Cómo llegar a Trinidad

Desde Santa Cruz de la Sierra a Trinidad son 545 kilómetros, que se pueden unir por vía aérea, mediante un vuelo de una hora de duración, desde el Aeropuerto El Trompillo en Santa Cruz hasta el Jorge Henrich Arauz de Trinidad. El costo del vuelo supera levemente los US$ 100 para la ida y otro tanto para la vuelta. El vuelo se realiza en aviones Fairchild 23, provistos de 19 plazas de la empresa Aercon. Las importantes distancias, lo adverso del territorio (en épocas de lluvia las carreteras se vuelven más difíciles de transitar), hacen habituales los vuelos domésticos dentro del propio Beni a localidades como San Borja, Riberalta, Guayaramerin (en el límite con el estado brasileño de Rondonia) y Rurrenabaque. Si para el viajero el presupuesto es más reducido, por US$ 15 se puede prescindir del avión y viajar, desde Santa Cruz a Trinidad, en “flota” como dicen los bolivianos, que es realizar el viaje en ómnibus. La diferencia en precio se explica en el tiempo, la hora de duración del traslado aéreo se convierte en un trayecto que insume entre nueve y 10 horas, por tierra, mediante un viaje nocturno. La curiosidad de esta modalidad es que cuando un pasajero llega a la terminal bi modal de Santa Cruz de la Sierra, emergen personas ofreciendo servicios de flota a diferentes ciudades y en diferentes clases de bus. Hay una suerte de puja entre las empresas de autobuses en pos de hacerse de los pasajeros.

El pacumuto

Como cada rincón en el mundo, por más recóndito que sea, este ofrece al visitante la gastronomía del lugar. El forastero no se puede ir de Trinidad sin degustar el pacumuto. ¿Qué es el pacumuto? Un plato tan poco extravagante como delicioso.

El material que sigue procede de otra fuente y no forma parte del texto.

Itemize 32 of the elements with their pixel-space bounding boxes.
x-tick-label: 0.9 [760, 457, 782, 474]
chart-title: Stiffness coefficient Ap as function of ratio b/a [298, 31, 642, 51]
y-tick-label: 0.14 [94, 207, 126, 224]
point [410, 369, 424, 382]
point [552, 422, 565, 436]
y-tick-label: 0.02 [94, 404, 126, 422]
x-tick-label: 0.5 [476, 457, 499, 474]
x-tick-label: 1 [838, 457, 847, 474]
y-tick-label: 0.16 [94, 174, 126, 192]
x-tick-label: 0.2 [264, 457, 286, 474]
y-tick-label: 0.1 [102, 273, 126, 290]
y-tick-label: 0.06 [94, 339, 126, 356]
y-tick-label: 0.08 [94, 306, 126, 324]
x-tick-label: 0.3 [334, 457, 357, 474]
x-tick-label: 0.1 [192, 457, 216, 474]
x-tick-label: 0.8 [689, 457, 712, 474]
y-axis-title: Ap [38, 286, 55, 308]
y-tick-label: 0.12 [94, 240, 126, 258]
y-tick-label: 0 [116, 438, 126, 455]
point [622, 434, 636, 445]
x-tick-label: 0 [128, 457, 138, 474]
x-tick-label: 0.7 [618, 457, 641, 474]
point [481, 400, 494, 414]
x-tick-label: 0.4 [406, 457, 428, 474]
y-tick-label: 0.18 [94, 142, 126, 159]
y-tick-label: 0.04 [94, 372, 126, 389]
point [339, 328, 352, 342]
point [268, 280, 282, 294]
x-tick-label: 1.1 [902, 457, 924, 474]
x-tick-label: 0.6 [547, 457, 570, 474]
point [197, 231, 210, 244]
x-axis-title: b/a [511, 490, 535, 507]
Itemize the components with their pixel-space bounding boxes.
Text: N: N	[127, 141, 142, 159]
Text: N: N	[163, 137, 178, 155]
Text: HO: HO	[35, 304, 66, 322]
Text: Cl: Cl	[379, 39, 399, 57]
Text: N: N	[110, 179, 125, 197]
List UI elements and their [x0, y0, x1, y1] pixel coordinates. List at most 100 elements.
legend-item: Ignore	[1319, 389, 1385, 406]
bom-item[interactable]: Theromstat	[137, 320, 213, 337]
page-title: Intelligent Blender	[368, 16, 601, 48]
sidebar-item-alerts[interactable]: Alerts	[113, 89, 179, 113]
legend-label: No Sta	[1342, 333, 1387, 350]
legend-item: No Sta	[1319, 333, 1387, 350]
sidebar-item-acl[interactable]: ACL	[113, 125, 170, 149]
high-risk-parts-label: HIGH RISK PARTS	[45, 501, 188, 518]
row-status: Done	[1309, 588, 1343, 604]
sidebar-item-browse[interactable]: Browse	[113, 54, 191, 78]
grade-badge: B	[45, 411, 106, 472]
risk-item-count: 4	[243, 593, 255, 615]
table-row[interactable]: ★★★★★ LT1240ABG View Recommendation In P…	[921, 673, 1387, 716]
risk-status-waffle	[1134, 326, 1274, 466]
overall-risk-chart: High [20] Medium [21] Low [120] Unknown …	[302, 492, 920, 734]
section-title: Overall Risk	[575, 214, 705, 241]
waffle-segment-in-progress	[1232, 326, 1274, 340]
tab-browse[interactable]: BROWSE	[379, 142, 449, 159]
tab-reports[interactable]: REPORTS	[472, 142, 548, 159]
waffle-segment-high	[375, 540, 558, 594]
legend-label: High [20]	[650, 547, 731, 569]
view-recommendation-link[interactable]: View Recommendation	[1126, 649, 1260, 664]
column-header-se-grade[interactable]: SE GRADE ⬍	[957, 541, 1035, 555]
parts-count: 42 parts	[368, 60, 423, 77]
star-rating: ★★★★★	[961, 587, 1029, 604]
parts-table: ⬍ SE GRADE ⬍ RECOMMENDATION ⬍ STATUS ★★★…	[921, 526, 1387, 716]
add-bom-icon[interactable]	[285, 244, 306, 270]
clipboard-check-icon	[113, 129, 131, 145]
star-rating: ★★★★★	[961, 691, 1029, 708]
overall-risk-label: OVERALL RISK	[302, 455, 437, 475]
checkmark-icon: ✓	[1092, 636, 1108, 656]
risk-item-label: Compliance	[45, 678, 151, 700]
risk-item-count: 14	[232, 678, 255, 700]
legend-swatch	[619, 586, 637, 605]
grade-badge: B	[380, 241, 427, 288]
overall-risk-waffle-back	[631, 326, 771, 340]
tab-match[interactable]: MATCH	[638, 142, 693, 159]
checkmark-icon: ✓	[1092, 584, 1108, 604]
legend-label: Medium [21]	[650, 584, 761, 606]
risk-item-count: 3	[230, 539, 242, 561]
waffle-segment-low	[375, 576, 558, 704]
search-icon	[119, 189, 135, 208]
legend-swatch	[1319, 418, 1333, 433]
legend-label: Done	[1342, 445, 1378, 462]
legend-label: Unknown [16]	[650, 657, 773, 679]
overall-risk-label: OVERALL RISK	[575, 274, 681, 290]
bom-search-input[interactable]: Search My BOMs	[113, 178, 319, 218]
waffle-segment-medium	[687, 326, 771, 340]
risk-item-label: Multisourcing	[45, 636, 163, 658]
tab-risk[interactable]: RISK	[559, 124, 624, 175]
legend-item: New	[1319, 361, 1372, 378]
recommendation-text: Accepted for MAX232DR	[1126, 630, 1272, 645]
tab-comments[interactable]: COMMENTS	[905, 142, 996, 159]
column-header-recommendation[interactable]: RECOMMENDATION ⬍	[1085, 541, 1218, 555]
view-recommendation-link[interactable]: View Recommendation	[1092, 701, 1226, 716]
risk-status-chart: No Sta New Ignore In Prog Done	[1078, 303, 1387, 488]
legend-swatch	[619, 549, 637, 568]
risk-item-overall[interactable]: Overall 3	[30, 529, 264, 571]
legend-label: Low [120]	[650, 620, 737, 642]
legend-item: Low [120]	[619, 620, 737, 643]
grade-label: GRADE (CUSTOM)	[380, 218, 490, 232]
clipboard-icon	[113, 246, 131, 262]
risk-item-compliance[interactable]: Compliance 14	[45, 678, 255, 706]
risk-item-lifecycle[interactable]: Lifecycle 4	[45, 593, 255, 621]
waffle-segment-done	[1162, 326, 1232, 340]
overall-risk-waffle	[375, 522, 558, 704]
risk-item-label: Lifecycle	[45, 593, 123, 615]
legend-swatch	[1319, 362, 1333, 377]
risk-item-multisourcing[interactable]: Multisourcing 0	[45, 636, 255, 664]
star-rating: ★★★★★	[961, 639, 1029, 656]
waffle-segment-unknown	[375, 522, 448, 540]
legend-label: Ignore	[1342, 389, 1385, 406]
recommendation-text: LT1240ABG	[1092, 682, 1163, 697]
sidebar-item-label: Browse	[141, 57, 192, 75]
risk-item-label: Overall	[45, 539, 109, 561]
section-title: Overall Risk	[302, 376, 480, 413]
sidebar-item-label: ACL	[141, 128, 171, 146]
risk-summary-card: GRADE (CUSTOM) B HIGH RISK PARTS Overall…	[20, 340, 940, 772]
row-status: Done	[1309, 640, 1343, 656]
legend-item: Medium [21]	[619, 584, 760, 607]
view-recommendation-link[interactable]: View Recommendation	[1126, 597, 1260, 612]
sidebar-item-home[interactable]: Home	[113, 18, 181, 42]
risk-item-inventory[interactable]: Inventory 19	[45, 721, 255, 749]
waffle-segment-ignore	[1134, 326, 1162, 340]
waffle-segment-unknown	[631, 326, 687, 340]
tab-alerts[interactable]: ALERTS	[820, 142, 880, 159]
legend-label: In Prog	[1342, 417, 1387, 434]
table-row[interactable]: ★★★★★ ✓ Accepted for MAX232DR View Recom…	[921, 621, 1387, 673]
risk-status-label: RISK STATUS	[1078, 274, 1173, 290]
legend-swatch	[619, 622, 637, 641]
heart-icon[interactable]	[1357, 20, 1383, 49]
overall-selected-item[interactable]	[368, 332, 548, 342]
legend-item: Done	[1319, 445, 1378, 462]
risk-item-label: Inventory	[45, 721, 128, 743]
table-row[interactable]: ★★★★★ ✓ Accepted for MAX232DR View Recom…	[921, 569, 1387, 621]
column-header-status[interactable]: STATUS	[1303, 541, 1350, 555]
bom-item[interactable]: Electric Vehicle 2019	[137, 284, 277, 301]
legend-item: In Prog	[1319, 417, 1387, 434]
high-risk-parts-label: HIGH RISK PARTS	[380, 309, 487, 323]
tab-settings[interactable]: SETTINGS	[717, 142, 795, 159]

Consiste en lomito de res vacuna, que únicamente es sazonado con sal, se cocina a la parrilla, con leña. Cuentan los benianos que para comer el mejor pacumuto de Trinidad hay que ir al restaurante “El Pacumuto Trinitario”. Allí la mano del parrillero le brinda un punto ideal de cocción para una carne tierna, jugosa y exenta de grasas. El acompañamiento es con arroz, tomate, cebolla y yuca (mandioca frita). Para beber, si se desea mantener la cultura gastronómica local, se sugiere la chicha helada, bebida analcohólica a base de maíz y que es ideal para neutralizar el calor tropical.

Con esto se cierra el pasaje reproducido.